Harihara Narayanan M

Senior Data Engineer @Walmart | GCP & Azure | Spark | Airflow | BigQuery | Databricks

Chennai, Tamil Nadu, India

About

Data Engineer with 5+ years of experience building scalable, cloud-native data pipelines across Azure and GCP ecosystems. Currently at Walmart I design and develop end-to-end data pipelines using Scala Spark, Hive, Dataproc, BigQuery, and Airflow on Google Cloud Platform. I’ve also contributed to deployment processes through one-click deployment CI/CD pipelines to ensure faster and more reliable releases. Previously at Tiger Analytics, I worked on the Azure stack—developing ELT pipelines in Databricks, orchestrating workflows with ADF, and implementing robust alerting and automation using Logic Apps and Azure Functions.

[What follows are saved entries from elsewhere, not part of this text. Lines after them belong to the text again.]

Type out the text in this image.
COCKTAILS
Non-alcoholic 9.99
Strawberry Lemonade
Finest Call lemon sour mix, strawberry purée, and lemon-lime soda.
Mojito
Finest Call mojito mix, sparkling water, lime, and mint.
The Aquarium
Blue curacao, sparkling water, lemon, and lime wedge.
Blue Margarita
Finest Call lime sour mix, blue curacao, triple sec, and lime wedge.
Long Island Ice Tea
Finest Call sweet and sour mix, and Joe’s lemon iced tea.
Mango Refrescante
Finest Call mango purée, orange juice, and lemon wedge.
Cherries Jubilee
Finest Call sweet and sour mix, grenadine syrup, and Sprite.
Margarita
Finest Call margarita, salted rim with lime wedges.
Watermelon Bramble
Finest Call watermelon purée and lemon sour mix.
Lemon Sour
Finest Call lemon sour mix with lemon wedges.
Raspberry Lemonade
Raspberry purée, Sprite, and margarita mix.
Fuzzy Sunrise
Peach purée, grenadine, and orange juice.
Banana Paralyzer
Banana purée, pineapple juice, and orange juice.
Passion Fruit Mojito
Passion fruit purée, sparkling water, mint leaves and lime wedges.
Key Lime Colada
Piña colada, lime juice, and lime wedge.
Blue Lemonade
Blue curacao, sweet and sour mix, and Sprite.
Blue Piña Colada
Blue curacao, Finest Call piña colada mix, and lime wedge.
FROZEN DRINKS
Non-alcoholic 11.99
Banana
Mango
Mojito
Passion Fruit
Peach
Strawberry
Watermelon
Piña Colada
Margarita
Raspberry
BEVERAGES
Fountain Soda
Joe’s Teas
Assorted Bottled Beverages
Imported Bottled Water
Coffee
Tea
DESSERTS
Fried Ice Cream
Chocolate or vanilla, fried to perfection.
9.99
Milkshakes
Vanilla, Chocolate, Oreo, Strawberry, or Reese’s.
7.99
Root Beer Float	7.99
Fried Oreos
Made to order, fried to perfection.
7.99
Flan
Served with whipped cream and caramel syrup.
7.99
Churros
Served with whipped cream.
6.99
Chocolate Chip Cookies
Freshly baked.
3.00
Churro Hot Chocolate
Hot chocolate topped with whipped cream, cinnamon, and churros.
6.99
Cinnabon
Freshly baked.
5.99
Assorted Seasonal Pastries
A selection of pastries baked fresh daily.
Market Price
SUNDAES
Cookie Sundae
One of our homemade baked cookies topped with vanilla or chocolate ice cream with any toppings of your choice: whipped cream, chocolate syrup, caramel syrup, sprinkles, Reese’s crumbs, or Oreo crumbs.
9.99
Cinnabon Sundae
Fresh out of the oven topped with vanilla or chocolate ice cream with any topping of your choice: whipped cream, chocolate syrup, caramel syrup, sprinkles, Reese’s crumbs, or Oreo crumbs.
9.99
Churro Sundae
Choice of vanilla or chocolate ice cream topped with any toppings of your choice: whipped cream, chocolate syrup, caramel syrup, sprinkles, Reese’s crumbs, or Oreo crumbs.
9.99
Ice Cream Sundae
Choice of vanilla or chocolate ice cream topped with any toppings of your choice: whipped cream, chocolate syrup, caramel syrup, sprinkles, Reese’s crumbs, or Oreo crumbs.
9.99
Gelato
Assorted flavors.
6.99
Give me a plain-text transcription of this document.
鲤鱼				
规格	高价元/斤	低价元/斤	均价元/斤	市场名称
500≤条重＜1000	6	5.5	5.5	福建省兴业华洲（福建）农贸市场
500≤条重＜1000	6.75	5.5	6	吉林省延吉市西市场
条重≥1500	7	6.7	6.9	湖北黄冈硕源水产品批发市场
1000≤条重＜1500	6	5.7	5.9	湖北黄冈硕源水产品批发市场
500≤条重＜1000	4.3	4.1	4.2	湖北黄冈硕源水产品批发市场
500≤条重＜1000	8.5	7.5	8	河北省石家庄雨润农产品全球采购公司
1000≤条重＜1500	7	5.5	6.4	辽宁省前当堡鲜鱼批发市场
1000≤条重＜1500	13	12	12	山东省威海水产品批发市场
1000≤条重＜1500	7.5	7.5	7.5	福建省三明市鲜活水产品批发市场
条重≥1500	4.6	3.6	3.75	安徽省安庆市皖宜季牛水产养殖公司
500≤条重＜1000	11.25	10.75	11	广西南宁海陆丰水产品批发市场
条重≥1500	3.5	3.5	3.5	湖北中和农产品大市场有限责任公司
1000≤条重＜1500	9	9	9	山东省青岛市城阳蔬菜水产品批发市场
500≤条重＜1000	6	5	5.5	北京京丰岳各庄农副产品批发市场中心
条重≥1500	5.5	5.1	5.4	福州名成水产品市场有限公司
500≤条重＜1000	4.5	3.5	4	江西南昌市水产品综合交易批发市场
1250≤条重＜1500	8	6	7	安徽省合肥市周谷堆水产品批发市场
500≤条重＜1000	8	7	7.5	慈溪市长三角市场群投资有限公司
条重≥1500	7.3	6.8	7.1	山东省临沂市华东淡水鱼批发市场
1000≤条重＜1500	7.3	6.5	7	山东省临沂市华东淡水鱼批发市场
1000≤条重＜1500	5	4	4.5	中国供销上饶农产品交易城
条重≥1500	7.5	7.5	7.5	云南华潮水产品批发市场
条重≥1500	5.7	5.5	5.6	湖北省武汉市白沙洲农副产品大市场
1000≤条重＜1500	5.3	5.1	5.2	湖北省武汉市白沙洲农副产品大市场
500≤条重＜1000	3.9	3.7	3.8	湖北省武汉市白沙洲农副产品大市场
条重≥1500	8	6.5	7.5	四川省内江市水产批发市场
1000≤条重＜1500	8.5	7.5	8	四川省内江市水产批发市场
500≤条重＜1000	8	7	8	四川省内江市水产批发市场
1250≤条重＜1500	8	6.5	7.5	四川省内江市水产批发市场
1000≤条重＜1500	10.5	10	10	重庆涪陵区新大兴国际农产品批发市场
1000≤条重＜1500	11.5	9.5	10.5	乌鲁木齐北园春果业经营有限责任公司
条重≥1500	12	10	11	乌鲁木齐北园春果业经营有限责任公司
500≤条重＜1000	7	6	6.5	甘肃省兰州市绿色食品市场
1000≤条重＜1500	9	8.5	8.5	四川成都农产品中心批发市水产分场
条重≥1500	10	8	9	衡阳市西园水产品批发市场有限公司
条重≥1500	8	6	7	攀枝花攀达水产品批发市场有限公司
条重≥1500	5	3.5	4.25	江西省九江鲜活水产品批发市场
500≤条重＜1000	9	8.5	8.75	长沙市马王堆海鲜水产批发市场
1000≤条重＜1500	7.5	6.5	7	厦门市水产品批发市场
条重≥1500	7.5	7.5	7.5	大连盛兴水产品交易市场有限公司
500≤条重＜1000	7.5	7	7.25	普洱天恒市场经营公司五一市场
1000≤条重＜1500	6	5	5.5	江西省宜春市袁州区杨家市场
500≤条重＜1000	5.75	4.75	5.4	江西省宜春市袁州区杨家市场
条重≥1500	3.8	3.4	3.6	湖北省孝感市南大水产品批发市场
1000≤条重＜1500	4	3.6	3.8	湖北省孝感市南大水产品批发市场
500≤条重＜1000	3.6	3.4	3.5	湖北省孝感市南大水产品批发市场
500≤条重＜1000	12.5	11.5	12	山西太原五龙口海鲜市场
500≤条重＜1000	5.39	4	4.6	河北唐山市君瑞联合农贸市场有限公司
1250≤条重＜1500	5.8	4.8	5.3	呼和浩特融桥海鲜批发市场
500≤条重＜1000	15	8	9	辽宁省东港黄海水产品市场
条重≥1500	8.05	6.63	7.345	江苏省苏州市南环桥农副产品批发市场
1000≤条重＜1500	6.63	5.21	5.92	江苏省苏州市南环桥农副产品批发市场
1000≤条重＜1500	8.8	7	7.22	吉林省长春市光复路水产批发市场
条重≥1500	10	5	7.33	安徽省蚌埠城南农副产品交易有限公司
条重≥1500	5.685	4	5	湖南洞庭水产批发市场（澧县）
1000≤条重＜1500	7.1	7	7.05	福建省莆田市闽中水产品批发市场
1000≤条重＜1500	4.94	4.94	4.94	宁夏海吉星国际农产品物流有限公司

Core Skills: GCP, Azure, Scala Spark, PySpark, Hive, BigQuery, Airflow, Dataproc, Databricks, Delta Lake, Azure Data Factory, CI/CD, SQL, Python

Experience

Walmart Global Tech India (Hybrid)
- Senior Data Engineer
  May 2026 - Present · 2 mos
- Data Engineer
  May 2024 - May 2026 · 2 yrs 1 mo
  ▪ Optimized performance of key Scala Spark jobs, reducing execution time by over 50%, improving overall data pipeline efficiency ▪ Implemented one-click CI/CD deployment using a Jenkins-like framework with custom shell scripts, accelerating delivery cycles ▪ Developed custom Airflow operators to submit Spark jobs to Dataproc Serverless, enabling scalable and flexible orchestration ▪ Built and maintained data pipelines for TCO (Total Cost of Ownership) models, embedding complex business rules ▪ Designed a custom data quality utility on BigQuery with alerting mechanisms to monitor and ensure pipeline data integrity ▪ Increased project test coverage to 90% by implementing unit tests, enhancing code reliability and maintainability
Tiger Analytics (Chennai, Tamil Nadu, India)
- Data Engineer
  Jan 2023 - May 2024 · 1 yr 5 mos
  ▪ Optimized PySpark scripts to reduce execution time by 50%, improving data processing performance ▪ Implemented SCD Type 1, Type 2, and bulk load mechanisms using Delta Lake and PySpark ▪ Configured Azure Event Grid topics and integrated them as custom triggers in Azure Data Factory (ADF) ▪ Participated in Agile ceremonies, contributed to user story creation, task tracking, and technical mentoring within the team
- Senior Software Engineer
  Oct 2021 - Feb 2023 · 1 yr 5 mos
  ▪ Built pipelines to ingest data from multiple sources including APIs, Blob Storage, and SQL Server ▪ Implemented Medallion architecture in Databricks using Delta Lake to organize and streamline data flow ▪ Created custom alerting solutions using Azure Logic Apps for email and Microsoft Teams notifications ▪ Added unit testing and logging to Databricks notebooks to enhance reliability and traceability ▪ Automated data extraction workflows using Azure Functions to fetch and upload reports into Azure Data Lake ▪ Developed and deployed pipelines through Azure DevOps CI/CD, including Databricks notebooks and ADF components
Mindtree (Full-time · 2 yrs 4 mos)
- Senior Engineer
  Jul 2021 - Oct 2021 · 4 mos
  ▪ Built Delta Lake tables based on complex business logic using PySpark and SQL in Azure Databricks ▪ Orchestrated Databricks notebooks using Azure Data Factory (ADF) for scalable data pipelines ▪ Developed a custom Azure Logic Apps connector to trigger and monitor Azure Databricks jobs ▪ Created KPI dashboards and reports for metrics like CLTV and churn rate using SQL queries on processed data ▪ Conducted a successful POC on Apache Pinot to evaluate it as a cost-effective alternative to Cosmos DB for real-time analytics
- Engineer
  Jul 2019 - Oct 2021 · 2 yrs 4 mos
  ▪ Developed a Flask-based Python API to serve recommendation data from Cosmos DB to frontend systems ▪ Improved API performance using Redis caching and payload optimization techniques ▪ Containerized and deployed the backend service on Azure Kubernetes Service (AKS) using Docker ▪ Calculated evaluation metrics like Map@K and Recall for recommendation models using PySpark ▪ Enhanced performance of existing recommendation models using thread pooling in Python (NumPy, Pandas, scikit-learn)